My husband would cry out so often, “Why me?” He hoped that there would be a cure

to the devastating disease that took over his brain, his body, our life. After his passing, I too questioned, “Why us?” What could I do with all the knowledge I had as caregiver to someone with Alzheimer’s? Often I wanted only to squeeze my eyes shut and pretend that journey hadn’t happened. Yet, it didn’t take long for my purpose to unfold after my lake retreat.

Several of my support group friends were finding their lives in crisis, and I recognized how close they were to going over the edge, a place I’d been. I thought my journey with Alzheimer’s had ended, but I discovered I am able to give myself and my time to be supportive of their needs. I get it. And they know I get it. It has become my mission.

I hold hands and listen to fears. I spend time with loved ones so caregivers can get a haircut, a much deserved massage or meet a friend for lunch. I support them while their loved ones are in the emergency room, surgery or the ICU. I am there with them while their loved ones are upon their final days. My newfound purpose is to be an advocate for Alzheimer’s patients and their caregivers, to work behind the scenes and to help create policies that give caregivers better access to emotional and medical support.

There is a Stanford University study that focuses on the effects of family caregiving for Alzheimer’s disease and dementia patients. Researchers discovered that Alzheimer’s caregivers have a 63 percent higher mortality rate than non-caregivers. In fact, 40 percent of Alzheimer’s caregivers die from stress-related disorders before the patient dies.

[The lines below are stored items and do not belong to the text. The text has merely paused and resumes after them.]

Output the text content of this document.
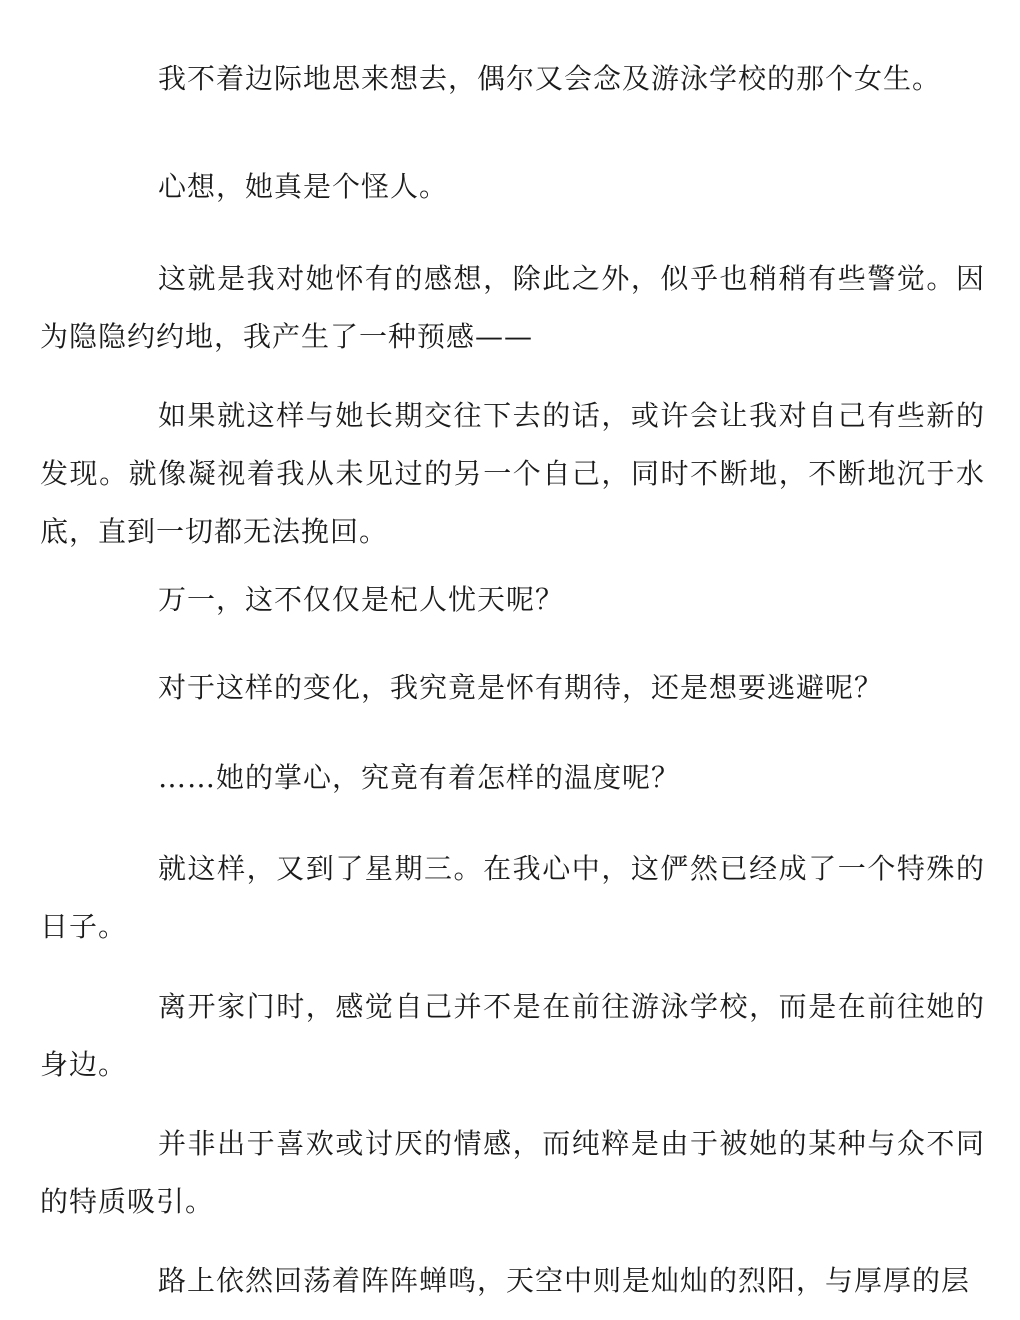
我不着边际地思来想去，偶尔又会念及游泳学校的那个女生。

心想，她真是个怪人。

这就是我对她怀有的感想，除此之外，似乎也稍稍有些警觉。因为隐隐约约地，我产生了一种预感——

如果就这样与她长期交往下去的话，或许会让我对自己有些新的发现。就像凝视着我从未见过的另一个自己，同时不断地，不断地沉于水底，直到一切都无法挽回。

万一，这不仅仅是杞人忧天呢？

对于这样的变化，我究竟是怀有期待，还是想要逃避呢？

……她的掌心，究竟有着怎样的温度呢？

就这样，又到了星期三。在我心中，这俨然已经成了一个特殊的日子。

离开家门时，感觉自己并不是在前往游泳学校，而是在前往她的身边。

并非出于喜欢或讨厌的情感，而纯粹是由于被她的某种与众不同的特质吸引。

路上依然回荡着阵阵蝉鸣，天空中则是灿灿的烈阳，与厚厚的层
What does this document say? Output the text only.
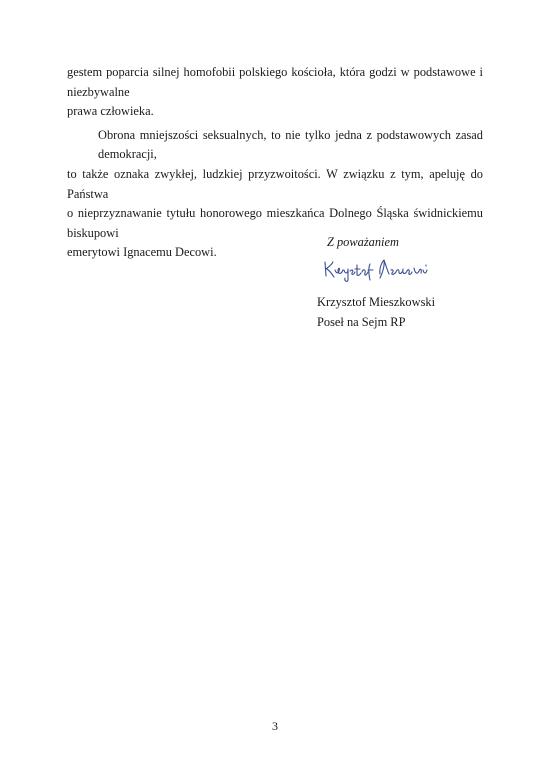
gestem poparcia silnej homofobii polskiego kościoła, która godzi w podstawowe i niezbywalne
prawa człowieka.
Obrona mniejszości seksualnych, to nie tylko jedna z podstawowych zasad demokracji,
to także oznaka zwykłej, ludzkiej przyzwoitości. W związku z tym, apeluję do Państwa
o nieprzyznawanie tytułu honorowego mieszkańca Dolnego Śląska świdnickiemu biskupowi
emerytowi Ignacemu Decowi.
Z poważaniem
Krzysztof Mieszkowski
Poseł na Sejm RP
3
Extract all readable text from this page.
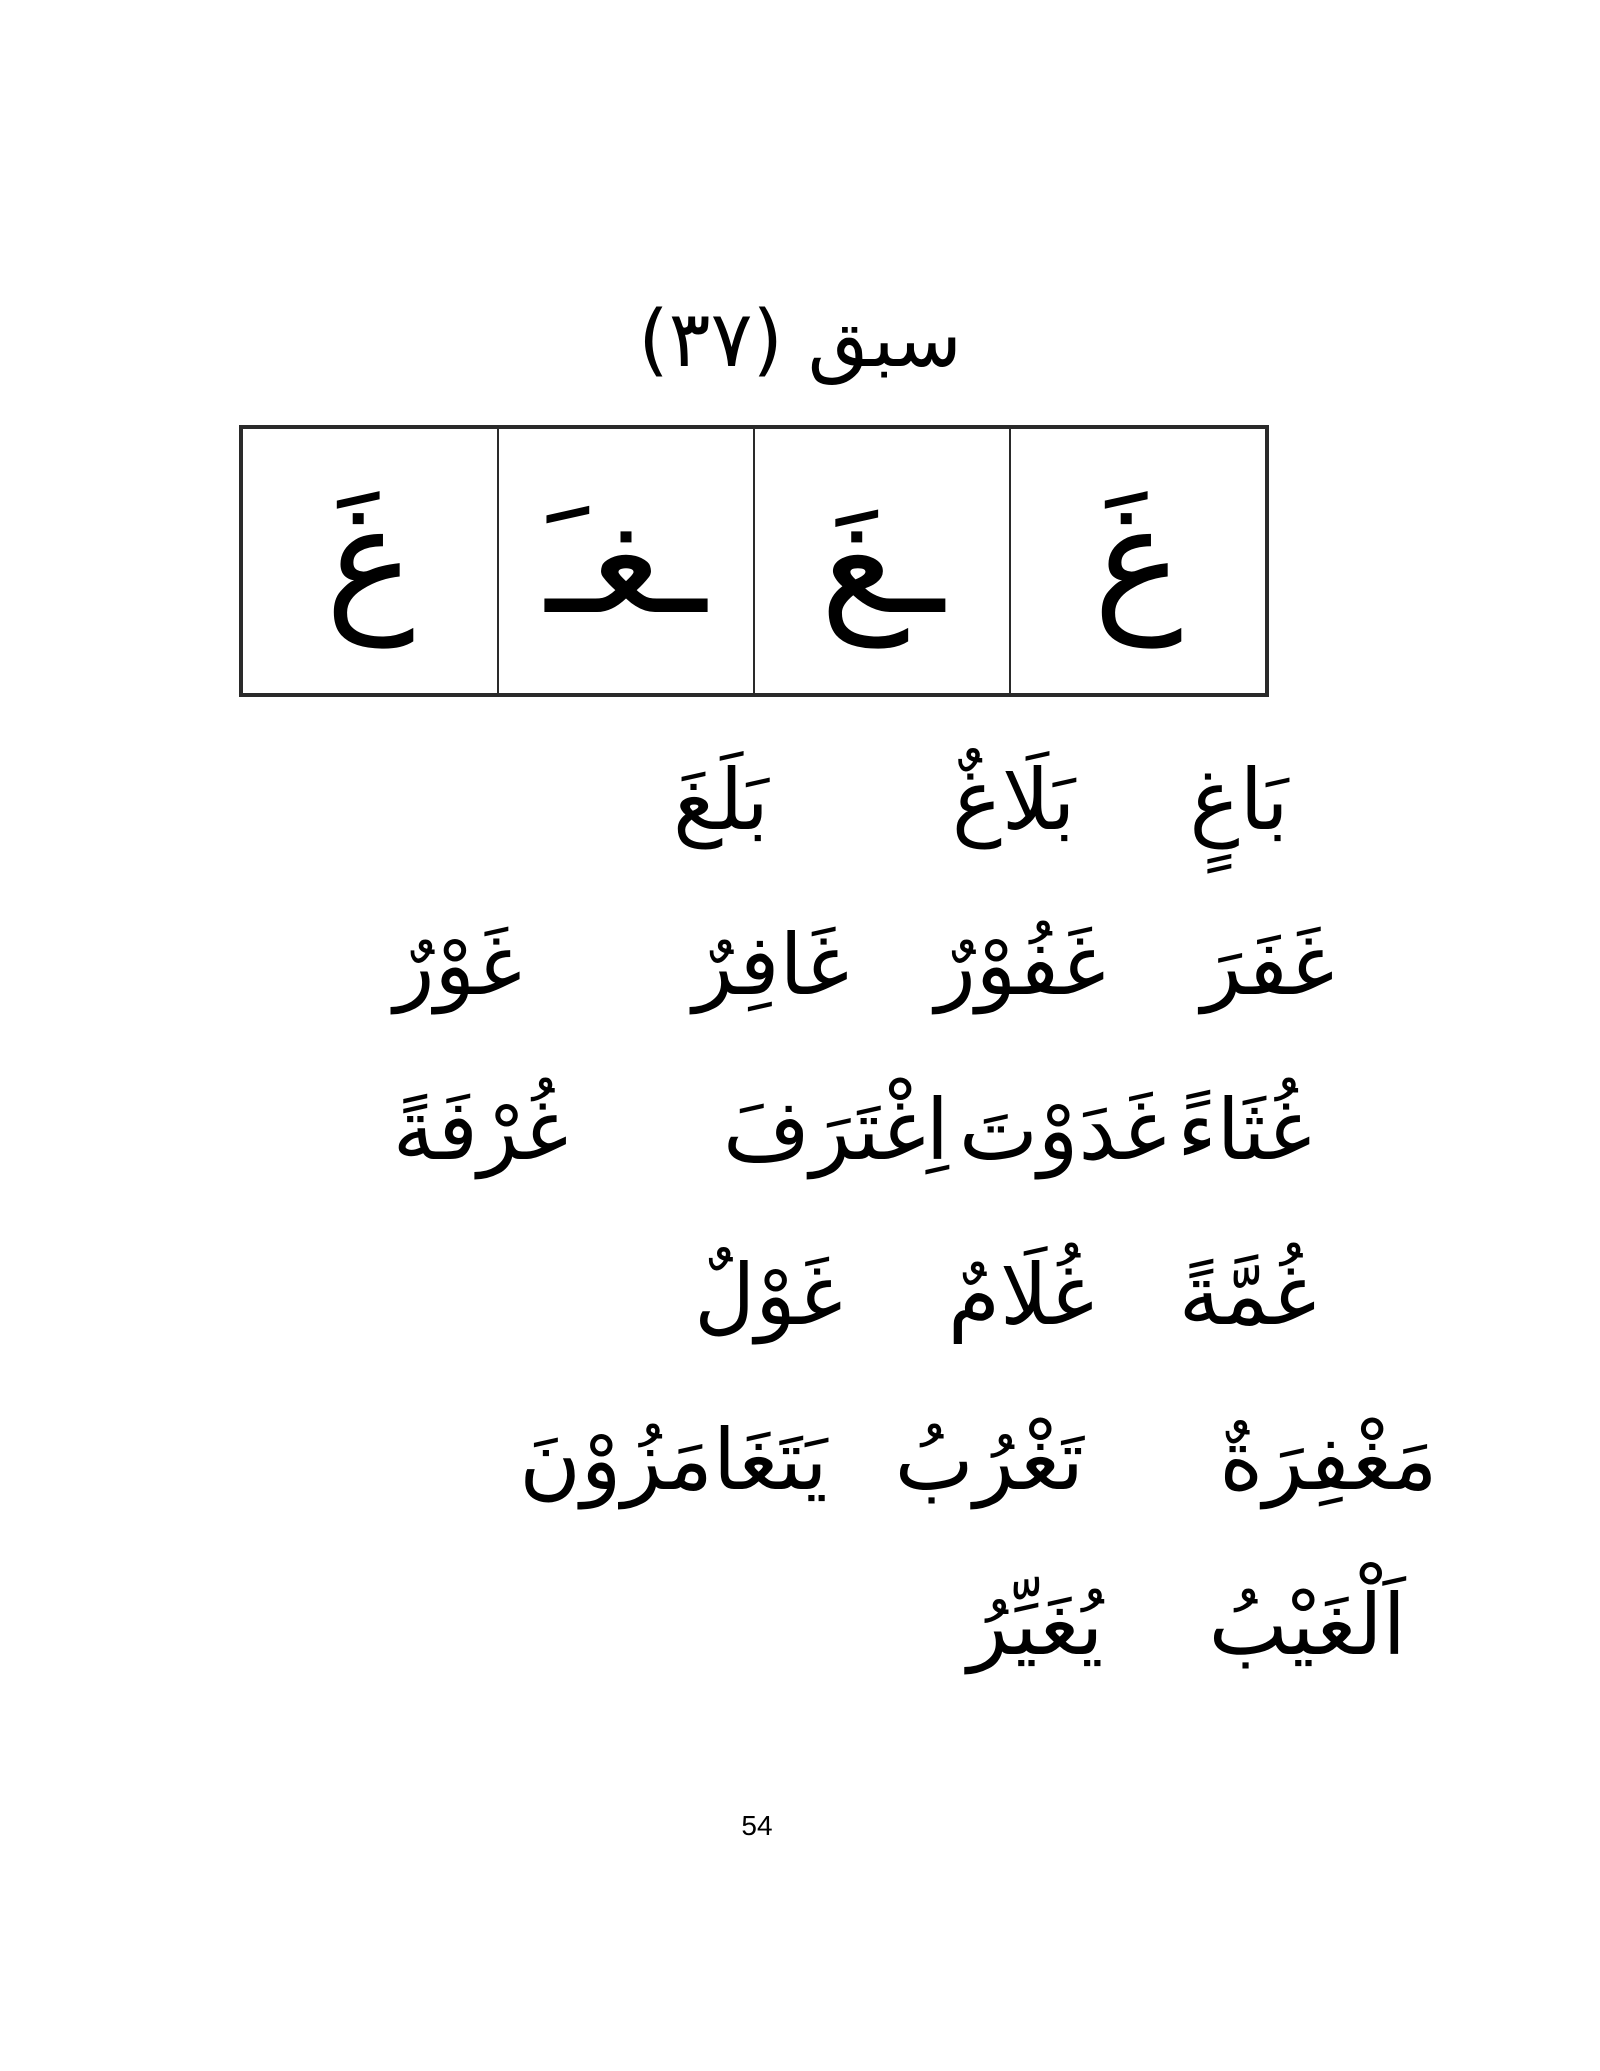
سبق (٣٧)
غَ
ـغَ
ـغـَ
غَ
بَاغٍ
بَلَاغٌ
بَلَغَ
غَفَرَ
غَفُوْرٌ
غَافِرٌ
غَوْرٌ
غُثَاءً
غَدَوْتَ
اِغْتَرَفَ
غُرْفَةً
غُمَّةً
غُلَامٌ
غَوْلٌ
مَغْفِرَةٌ
تَغْرُبُ
يَتَغَامَزُوْنَ
اَلْغَيْبُ
يُغَيِّرُ
54
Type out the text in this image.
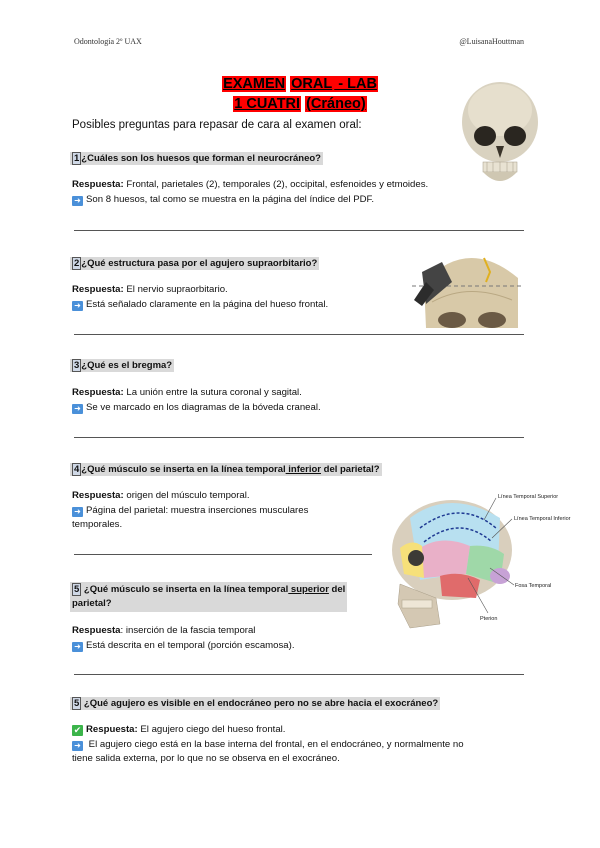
Odontología 2º UAX	@LuisanaHouttman
EXAMEN ORAL - LAB
1 CUATRI (Cráneo)
Posibles preguntas para repasar de cara al examen oral:
1 ¿Cuáles son los huesos que forman el neurocráneo?
Respuesta: Frontal, parietales (2), temporales (2), occipital, esfenoides y etmoides.
➜ Son 8 huesos, tal como se muestra en la página del índice del PDF.
2 ¿Qué estructura pasa por el agujero supraorbitario?
Respuesta: El nervio supraorbitario.
➜ Está señalado claramente en la página del hueso frontal.
3 ¿Qué es el bregma?
Respuesta: La unión entre la sutura coronal y sagital.
➜ Se ve marcado en los diagramas de la bóveda craneal.
4 ¿Qué músculo se inserta en la línea temporal inferior del parietal?
Respuesta: origen del músculo temporal.
➜ Página del parietal: muestra inserciones musculares
temporales.
Línea Temporal Superior
Línea Temporal Inferior
Fosa Temporal
Pterion
5 ¿Qué músculo se inserta en la línea temporal superior del
parietal?
Respuesta: inserción de la fascia temporal
➜ Está descrita en el temporal (porción escamosa).
5 ¿Qué agujero es visible en el endocráneo pero no se abre hacia el exocráneo?
✔ Respuesta: El agujero ciego del hueso frontal.
➜ El agujero ciego está en la base interna del frontal, en el endocráneo, y normalmente no
tiene salida externa, por lo que no se observa en el exocráneo.
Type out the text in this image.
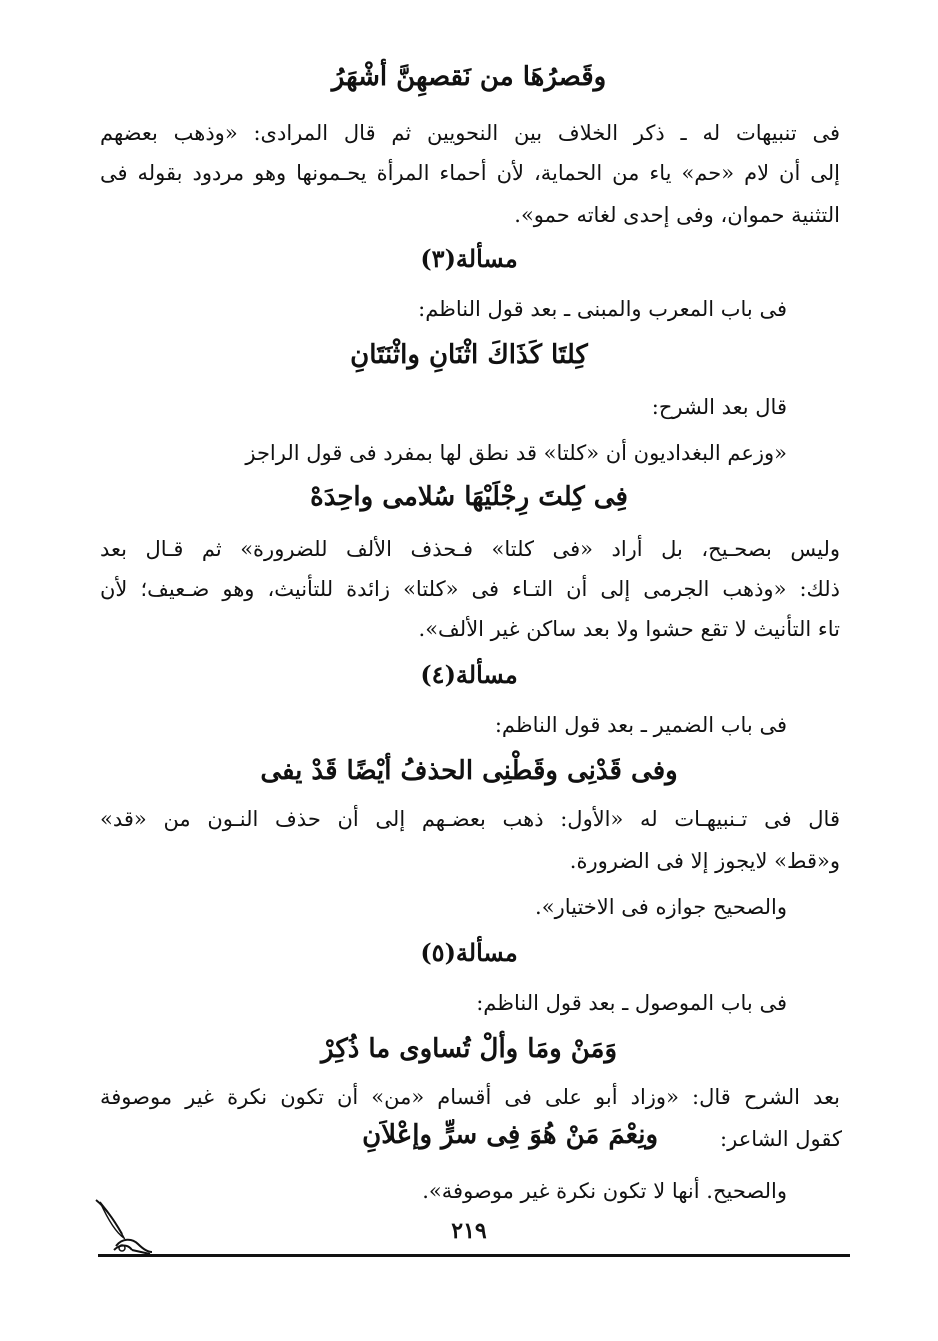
وقَصرُهَا من نَقصهِنَّ أشْهَرُ
فى تنبيهات له ـ ذكر الخلاف بين النحويين ثم قال المرادى: «وذهب بعضهم
إلى أن لام «حم» ياء من الحماية، لأن أحماء المرأة يحـمونها وهو مردود بقوله فى
التثنية حموان، وفى إحدى لغاته حمو».
مسألة(٣)
فى باب المعرب والمبنى ـ بعد قول الناظم:
كِلتَا كَذَاكَ اثْنَانِ واثْنَتَانِ
قال بعد الشرح:
«وزعم البغداديون أن «كلتا» قد نطق لها بمفرد فى قول الراجز
فِى كِلتَ رِجْلَيْهَا سُلامى واحِدَهْ
وليس بصحـيح، بل أراد «فى كلتا» فـحذف الألف للضرورة» ثم قـال بعد
ذلك: «وذهب الجرمى إلى أن التـاء فى «كلتا» زائدة للتأنيث، وهو ضـعيف؛ لأن
تاء التأنيث لا تقع حشوا ولا بعد ساكن غير الألف».
مسألة(٤)
فى باب الضمير ـ بعد قول الناظم:
وفى قَدْنِى وقَطْنِى الحذفُ أيْضًا قَدْ يفى
قال فى تـنبيهـات له «الأول: ذهب بعضـهم إلى أن حذف النـون من «قد»
و«قط» لايجوز إلا فى الضرورة.
والصحيح جوازه فى الاختيار».
مسألة(٥)
فى باب الموصول ـ بعد قول الناظم:
وَمَنْ ومَا وألْ تُساوى ما ذُكِرْ
بعد الشرح قال: «وزاد أبو على فى أقسام «من» أن تكون نكرة غير موصوفة
كقول الشاعر:
ونِعْمَ مَنْ هُوَ فِى سرٍّ وإعْلاَنِ
والصحيح. أنها لا تكون نكرة غير موصوفة».
٢١٩
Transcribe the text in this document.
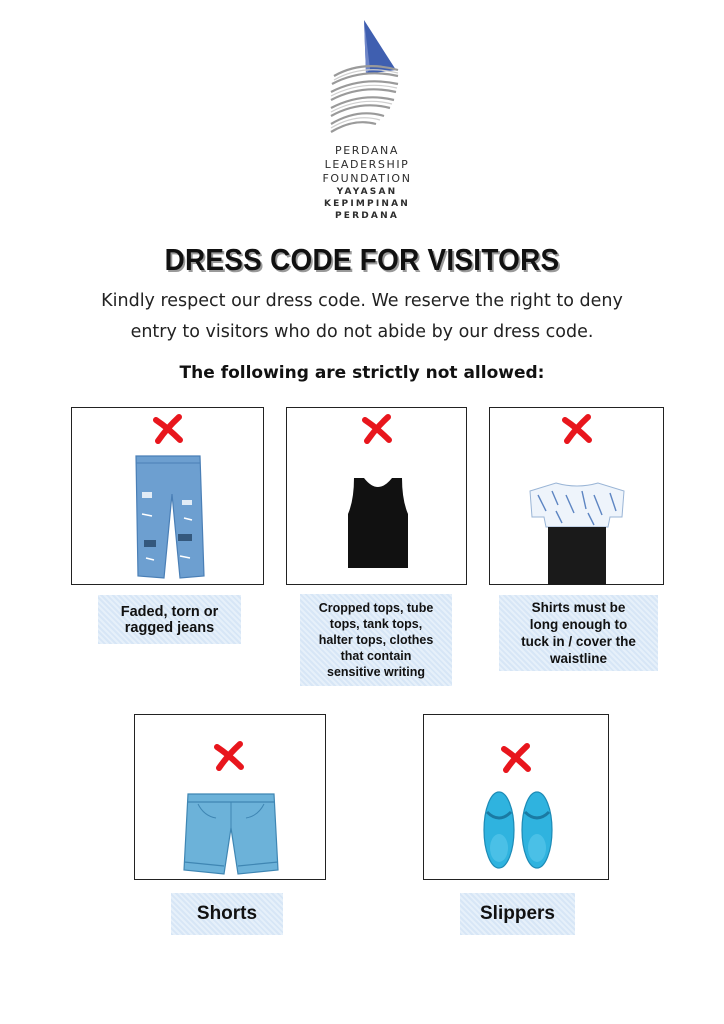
PERDANA
LEADERSHIP
FOUNDATION
YAYASAN
KEPIMPINAN
PERDANA
DRESS CODE FOR VISITORS
Kindly respect our dress code. We reserve the right to deny
entry to visitors who do not abide by our dress code.
The following are strictly not allowed:
Faded, torn or
ragged jeans
Cropped tops, tube
tops, tank tops,
halter tops, clothes
that contain
sensitive writing
Shirts must be
long enough to
tuck in / cover the
waistline
Shorts	Slippers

I went through caregiving and came out on the other side, fully in the driver’s seat of my own life and as a different person. Picking up the pieces meant taking risks. Just as being a caregiver to my husband with Alzheimer’s wasn’t in the plan, neither was this new role I’ve undertaken. But applying my life experience and helping others has become my purpose, the new me.

Alzheimer’s facts

  • Alzheimer’s disease is the 6th-leading cause of death in the United States and the 5th-leading cause of death for those age 65 and older.
  • In 2013, more than 84,000 Americans died from Alzheimer’s. In 2016, an estimated 700,000 people with Alzheimer’s will die from complications of the disease.
  • Alzheimer’s is the only disease among the top 10 causes of death in America that cannot be prevented, cured or even slowed.

Source: The Alzheimer’s Association

Joene Nelson Werner currently resides in Denton, TX. After retiring from a career in telecommunications, her love of people helps encourage her to focus on supporting others in their caregiving role with Alzheimer’s disease. As a recent widow to a husband who passed from Alzheimer’s, she’s found her passion in assisting those who were in her support group as their loved ones’ disease progresses.